Beware of Republicans bearing ‘common sense’

Common sense: It’s the folksy, kitchen-table, impossible-to-disagree-with rallying cry of the moment for conservative politicians seeking to undo the health-care law, remake Social Security, reduce taxes and slash government spending.

Just look around. Rep. Paul Ryan’s budget proposal promises “common-sense solutions” for health care. Gov. Tim Pawlenty announces that we can “restore America’s greatness by restoring American common sense,” adding in a recent speech to the Conservative Political Action Conference (CPAC) that “we need more common sense and less Obama nonsense.” And Sarah Palin touts the values of “common-sense conservatism” when she criticizes Obama’s budget rhetoric.

Even Obama is trying to catch up. “Reducing spending while still investing in the future is just common sense,” he said, a bit awkwardly, in his weekly address on April 9. “That’s what families do in tough times.”

And what political elites do in tough times is . . . invoke common sense.

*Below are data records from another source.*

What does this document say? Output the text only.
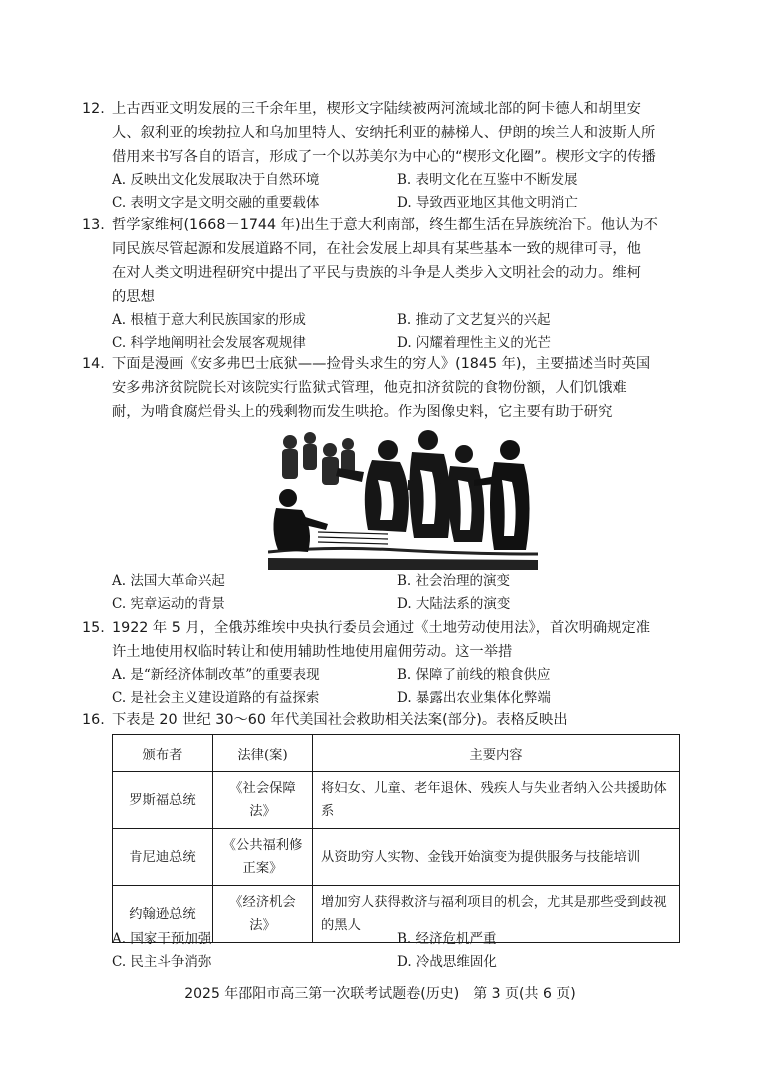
12. 上古西亚文明发展的三千余年里，楔形文字陆续被两河流域北部的阿卡德人和胡里安
人、叙利亚的埃勃拉人和乌加里特人、安纳托利亚的赫梯人、伊朗的埃兰人和波斯人所
借用来书写各自的语言，形成了一个以苏美尔为中心的“楔形文化圈”。楔形文字的传播
A. 反映出文化发展取决于自然环境	B. 表明文化在互鉴中不断发展
C. 表明文字是文明交融的重要载体	D. 导致西亚地区其他文明消亡
13. 哲学家维柯(1668－1744 年)出生于意大利南部，终生都生活在异族统治下。他认为不
同民族尽管起源和发展道路不同，在社会发展上却具有某些基本一致的规律可寻，他
在对人类文明进程研究中提出了平民与贵族的斗争是人类步入文明社会的动力。维柯
的思想
A. 根植于意大利民族国家的形成	B. 推动了文艺复兴的兴起
C. 科学地阐明社会发展客观规律	D. 闪耀着理性主义的光芒
14. 下面是漫画《安多弗巴士底狱——捡骨头求生的穷人》(1845 年)，主要描述当时英国
安多弗济贫院院长对该院实行监狱式管理，他克扣济贫院的食物份额，人们饥饿难
耐，为啃食腐烂骨头上的残剩物而发生哄抢。作为图像史料，它主要有助于研究
A. 法国大革命兴起	B. 社会治理的演变
C. 宪章运动的背景	D. 大陆法系的演变
15. 1922 年 5 月，全俄苏维埃中央执行委员会通过《土地劳动使用法》，首次明确规定准
许土地使用权临时转让和使用辅助性地使用雇佣劳动。这一举措
A. 是“新经济体制改革”的重要表现	B. 保障了前线的粮食供应
C. 是社会主义建设道路的有益探索	D. 暴露出农业集体化弊端
16. 下表是 20 世纪 30～60 年代美国社会救助相关法案(部分)。表格反映出
颁布者	法律(案)	主要内容
罗斯福总统	《社会保障法》	将妇女、儿童、老年退休、残疾人与失业者纳入公共援助体系
肯尼迪总统	《公共福利修正案》	从资助穷人实物、金钱开始演变为提供服务与技能培训
约翰逊总统	《经济机会法》	增加穷人获得救济与福利项目的机会，尤其是那些受到歧视的黑人
A. 国家干预加强	B. 经济危机严重
C. 民主斗争消弥	D. 冷战思维固化
2025 年邵阳市高三第一次联考试题卷(历史)　第 3 页(共 6 页)
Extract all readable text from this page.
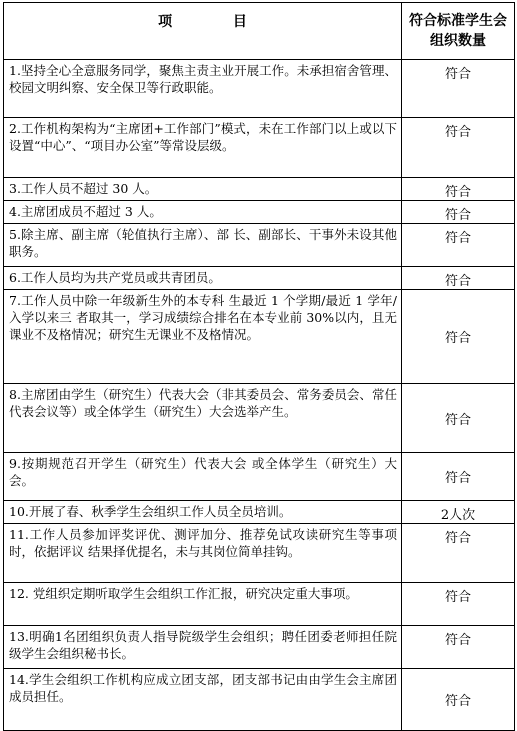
项 目	符合标准学生会组织数量
1.坚持全心全意服务同学，聚焦主责主业开展工作。未承担宿舍管理、校园文明纠察、安全保卫等行政职能。	符合
2.工作机构架构为“主席团+工作部门”模式，未在工作部门以上或以下设置“中心”、“项目办公室”等常设层级。	符合
3.工作人员不超过 30 人。	符合
4.主席团成员不超过 3 人。	符合
5.除主席、副主席（轮值执行主席）、部 长、副部长、干事外未设其他职务。	符合
6.工作人员均为共产党员或共青团员。	符合
7.工作人员中除一年级新生外的本专科 生最近 1 个学期/最近 1 学年/入学以来三 者取其一，学习成绩综合排名在本专业前 30%以内，且无课业不及格情况；研究生无课业不及格情况。	符合
8.主席团由学生（研究生）代表大会（非其委员会、常务委员会、常任代表会议等）或全体学生（研究生）大会选举产生。	符合
9.按期规范召开学生（研究生）代表大会 或全体学生（研究生）大会。	符合
10.开展了春、秋季学生会组织工作人员全员培训。	2人次
11.工作人员参加评奖评优、测评加分、推荐免试攻读研究生等事项时，依据评议 结果择优提名，未与其岗位简单挂钩。	符合
12. 党组织定期听取学生会组织工作汇报，研究决定重大事项。	符合
13.明确1名团组织负责人指导院级学生会组织；聘任团委老师担任院级学生会组织秘书长。	符合
14.学生会组织工作机构应成立团支部，团支部书记由由学生会主席团成员担任。	符合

As a slogan, a style of address and an ideal, common sense has long played an outsize role in American politics, typically surging in times of exceptional fractiousness. And for all its homespun appeal, it has often been a vehicle for precisely the opposite of what it suggests: subjectivity, partisanship and demagoguery.

One of history’s most successful pitchmen for common sense was Ronald Reagan. In his farewell address from the Oval Office, the 40th president defined the Reagan revolution as “a rediscovery of our values and our common sense.” From the beginning of his political career, he routinely attributed his success to his faith in the idea that government “could be operated efficiently by using the same common sense practiced in our everyday life, in our homes, in business and private affairs,” as he put it in a 1975 CPAC speech.

But in tapping the populist mood of today, conservatives have been reaching considerably further back than Reagan. They are conjuring the American revolutionary hero Tom Paine, the originator of the myth of a common-sense politics — and a tea party favorite, despite his decidedly less-than-conservative roots.

Paine spent the revolutionary winter of 1776 trying to persuade a hesitant colonial audience to adopt the most radical option before it: not only a complete break with the mother country, but also the introduction of an untested form of government, stripped of both aristocracy and king, that would unite the various North American colonies in independence. His genius was to make this solution seem as self-evident as the proposition that an island had no business ruling a continent. That — and labeling the entire thing “Common Sense.” After all, who could argue with a man who offered “nothing more than simple facts, plain arguments, and common sense”?

Paine both validated the instincts of his everyday readers over those of distant authorities and turned those instincts into the foundation for a new system of rulership. In this way, an American political tradition was born. Thomas Jefferson insisted in his later years that even the Declaration of Independence, that other great political invention of 1776, was simply “the common sense of the subject.”